2013 yılının ortalarına gelindiğinde, Şahdeniz 2 sahasını işleten Azerbaycan Petrol Şirketi (SOCAR), British Petrolium (BP) ve Total şirketlerinden oluşan konsorsiyum, tercihini, Asrın Projesi olarak yola çıkan Nabucco Boru Hattı yerine, Trans-Adriyatik Boru Hattı’ndan (TAP) yana kullandı. Trans-Adriyatik Boru Hattı’yla, Hazar Havzası’ndan çıkartılacak doğal gazın Azerbaycan, Gürcistan ve Türkiye’den geçerek Avrupa’ya ulaştırılması planlandı.

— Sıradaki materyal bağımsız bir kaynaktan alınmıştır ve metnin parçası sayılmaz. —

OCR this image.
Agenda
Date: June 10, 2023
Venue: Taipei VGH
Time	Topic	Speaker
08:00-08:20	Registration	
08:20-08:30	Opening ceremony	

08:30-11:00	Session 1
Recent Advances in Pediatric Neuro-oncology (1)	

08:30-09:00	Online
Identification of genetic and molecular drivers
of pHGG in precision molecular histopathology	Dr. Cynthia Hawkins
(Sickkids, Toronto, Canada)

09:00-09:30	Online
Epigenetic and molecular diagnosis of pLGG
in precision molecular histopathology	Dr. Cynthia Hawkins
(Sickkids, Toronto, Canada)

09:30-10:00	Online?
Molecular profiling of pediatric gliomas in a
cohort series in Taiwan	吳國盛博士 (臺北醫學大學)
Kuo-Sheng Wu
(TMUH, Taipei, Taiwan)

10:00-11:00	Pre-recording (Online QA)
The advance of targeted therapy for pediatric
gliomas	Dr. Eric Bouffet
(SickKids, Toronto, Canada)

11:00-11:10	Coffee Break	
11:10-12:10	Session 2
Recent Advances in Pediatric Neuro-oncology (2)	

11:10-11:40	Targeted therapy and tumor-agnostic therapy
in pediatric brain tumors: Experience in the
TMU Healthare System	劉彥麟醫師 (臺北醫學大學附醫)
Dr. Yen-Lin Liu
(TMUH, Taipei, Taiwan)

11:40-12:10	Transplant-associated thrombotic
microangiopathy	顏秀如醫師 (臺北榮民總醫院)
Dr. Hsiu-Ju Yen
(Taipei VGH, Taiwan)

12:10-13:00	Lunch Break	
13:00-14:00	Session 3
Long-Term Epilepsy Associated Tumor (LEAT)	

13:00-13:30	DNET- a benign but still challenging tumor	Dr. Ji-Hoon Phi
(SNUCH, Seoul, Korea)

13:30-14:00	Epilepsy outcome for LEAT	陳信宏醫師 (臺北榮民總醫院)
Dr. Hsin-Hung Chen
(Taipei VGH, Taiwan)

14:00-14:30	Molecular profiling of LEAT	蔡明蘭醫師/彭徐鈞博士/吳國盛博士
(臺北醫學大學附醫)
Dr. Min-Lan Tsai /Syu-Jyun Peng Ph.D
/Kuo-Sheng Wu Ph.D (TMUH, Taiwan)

Beş yıl önce, Asrın Rüya Projesi olarak değerlendirilen Nabucco Projesi, TAP’ın imzalanmasıyla birlikte, tarihin tozlu sayfalarında ölü doğmuş projeler arasındaki yerini aldı. Nabucco’dan gereken dersleri çıkarmazsak, tarih bir kez daha tekerrür ederek, 'Asrın Projesi' olarak tanıtımı yapılan, Türkiye’nin başrol oyuncusu olacağı Güney Akım Projesi’de ölü doğan projeler arasındaki yerini alacaktır.